Mali: Keïta "largement en tête", selon une source électorale

12/08/13 à 22:17 - Mise à jour à 22:17

Source: Le Vif

L'ancien Premier ministre Ibrahim Boubacar Keïta (IBK) arrivait "très largement en tête" du second tour de la présidentielle de dimanche au Mali après dépouillement de deux tiers des bulletins, a affirmé lundi à l'AFP une source électorale malienne.

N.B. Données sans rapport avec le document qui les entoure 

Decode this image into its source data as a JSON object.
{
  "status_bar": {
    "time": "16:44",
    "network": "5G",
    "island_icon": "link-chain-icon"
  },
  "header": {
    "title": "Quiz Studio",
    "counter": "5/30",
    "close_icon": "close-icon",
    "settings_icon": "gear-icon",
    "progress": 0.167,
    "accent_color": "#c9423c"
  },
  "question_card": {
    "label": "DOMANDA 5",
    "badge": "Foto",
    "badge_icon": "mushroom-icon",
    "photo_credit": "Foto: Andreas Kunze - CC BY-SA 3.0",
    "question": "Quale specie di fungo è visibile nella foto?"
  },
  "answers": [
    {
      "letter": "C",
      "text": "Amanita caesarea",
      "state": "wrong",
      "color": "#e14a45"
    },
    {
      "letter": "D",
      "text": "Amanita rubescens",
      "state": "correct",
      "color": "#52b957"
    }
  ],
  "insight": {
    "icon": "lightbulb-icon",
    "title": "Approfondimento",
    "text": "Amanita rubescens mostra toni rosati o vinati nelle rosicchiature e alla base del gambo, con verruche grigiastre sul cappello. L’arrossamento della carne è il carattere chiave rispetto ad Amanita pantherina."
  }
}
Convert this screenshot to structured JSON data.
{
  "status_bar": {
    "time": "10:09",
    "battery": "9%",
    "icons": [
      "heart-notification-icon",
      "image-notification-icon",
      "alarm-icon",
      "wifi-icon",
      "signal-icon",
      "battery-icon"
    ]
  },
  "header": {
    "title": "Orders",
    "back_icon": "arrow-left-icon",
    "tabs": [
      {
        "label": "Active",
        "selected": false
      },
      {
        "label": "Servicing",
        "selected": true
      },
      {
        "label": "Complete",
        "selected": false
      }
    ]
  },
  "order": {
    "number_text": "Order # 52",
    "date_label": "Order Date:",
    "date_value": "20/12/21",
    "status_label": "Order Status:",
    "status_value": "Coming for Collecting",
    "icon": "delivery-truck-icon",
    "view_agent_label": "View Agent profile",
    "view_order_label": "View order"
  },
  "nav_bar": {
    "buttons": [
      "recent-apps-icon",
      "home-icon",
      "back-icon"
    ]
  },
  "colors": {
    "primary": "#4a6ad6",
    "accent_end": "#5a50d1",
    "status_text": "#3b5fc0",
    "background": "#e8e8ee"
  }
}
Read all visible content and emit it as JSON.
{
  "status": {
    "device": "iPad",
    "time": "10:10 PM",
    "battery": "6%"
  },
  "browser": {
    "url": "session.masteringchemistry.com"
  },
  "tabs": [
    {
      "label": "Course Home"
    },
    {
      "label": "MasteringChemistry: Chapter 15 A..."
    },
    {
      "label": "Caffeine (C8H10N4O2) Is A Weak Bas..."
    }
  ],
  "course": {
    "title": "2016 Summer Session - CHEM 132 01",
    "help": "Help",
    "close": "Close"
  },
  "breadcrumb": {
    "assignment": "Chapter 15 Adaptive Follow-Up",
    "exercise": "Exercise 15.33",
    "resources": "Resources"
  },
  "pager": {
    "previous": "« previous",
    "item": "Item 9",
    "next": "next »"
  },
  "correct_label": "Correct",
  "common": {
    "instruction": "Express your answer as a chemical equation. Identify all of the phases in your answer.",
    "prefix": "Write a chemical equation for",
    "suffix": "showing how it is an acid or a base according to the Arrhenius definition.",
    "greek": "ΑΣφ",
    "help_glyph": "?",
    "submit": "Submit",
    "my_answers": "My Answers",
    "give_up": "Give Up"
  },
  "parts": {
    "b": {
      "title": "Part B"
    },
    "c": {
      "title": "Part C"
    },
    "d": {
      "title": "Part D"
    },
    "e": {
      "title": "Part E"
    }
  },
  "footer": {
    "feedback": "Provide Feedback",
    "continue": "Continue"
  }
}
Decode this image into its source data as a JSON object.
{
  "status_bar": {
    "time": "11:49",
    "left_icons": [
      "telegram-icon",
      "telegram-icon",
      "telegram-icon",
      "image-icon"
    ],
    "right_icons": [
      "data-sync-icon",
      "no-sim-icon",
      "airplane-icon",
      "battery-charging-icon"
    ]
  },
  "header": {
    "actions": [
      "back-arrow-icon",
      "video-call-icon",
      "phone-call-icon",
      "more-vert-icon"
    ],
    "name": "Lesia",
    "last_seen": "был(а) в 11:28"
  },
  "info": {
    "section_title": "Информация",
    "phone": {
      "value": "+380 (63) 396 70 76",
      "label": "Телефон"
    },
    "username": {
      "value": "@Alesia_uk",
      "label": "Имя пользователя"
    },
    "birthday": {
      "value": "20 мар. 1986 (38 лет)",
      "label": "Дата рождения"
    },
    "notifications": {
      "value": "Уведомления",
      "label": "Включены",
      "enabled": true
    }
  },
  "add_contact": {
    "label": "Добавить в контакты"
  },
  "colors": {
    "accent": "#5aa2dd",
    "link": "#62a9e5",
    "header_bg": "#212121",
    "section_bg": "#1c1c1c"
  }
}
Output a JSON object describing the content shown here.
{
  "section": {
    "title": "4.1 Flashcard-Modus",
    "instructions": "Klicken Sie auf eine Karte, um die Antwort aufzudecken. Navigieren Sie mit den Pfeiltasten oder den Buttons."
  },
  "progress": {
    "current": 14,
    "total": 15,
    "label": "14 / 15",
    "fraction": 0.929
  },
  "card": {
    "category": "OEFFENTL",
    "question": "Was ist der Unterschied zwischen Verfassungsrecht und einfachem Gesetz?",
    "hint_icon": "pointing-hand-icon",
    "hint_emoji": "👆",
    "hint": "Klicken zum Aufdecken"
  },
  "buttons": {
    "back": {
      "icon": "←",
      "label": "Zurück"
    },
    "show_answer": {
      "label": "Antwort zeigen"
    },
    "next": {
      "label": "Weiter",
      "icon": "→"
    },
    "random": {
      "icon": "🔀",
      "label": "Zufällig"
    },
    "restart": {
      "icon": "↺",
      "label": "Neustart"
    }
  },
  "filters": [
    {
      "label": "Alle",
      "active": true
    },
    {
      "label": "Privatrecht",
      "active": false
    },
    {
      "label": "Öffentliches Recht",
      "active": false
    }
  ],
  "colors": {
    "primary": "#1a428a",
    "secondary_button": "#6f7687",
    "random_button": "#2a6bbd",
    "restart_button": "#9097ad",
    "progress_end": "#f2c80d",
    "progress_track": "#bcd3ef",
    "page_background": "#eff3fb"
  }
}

Mali: Keïta "largement en tête", selon une source électorale

© Reuters

Après "près des deux tiers des bulletins dépouillés, IBK arrive très largement en tête", a affirmé cette source proche de la Commission nationale de dépouillement, qui centralise les votes de l'ensemble du territoire malien au ministère de l'Administration territoriale à Bamako. Des estimations non officielles, établies de sources sécuritaires maliennes, avaient donné auparavant Ibrahim Boubacar Keïta largement en tête face à son rival du second tour, Soumaïla Cissé. Mais Gouagnon Coulibaly, directeur de campagne de Soumaïla Cissé, a dénoncé des "fraudes massives" et accusé l'Administration du régime de transition d'être "partisane".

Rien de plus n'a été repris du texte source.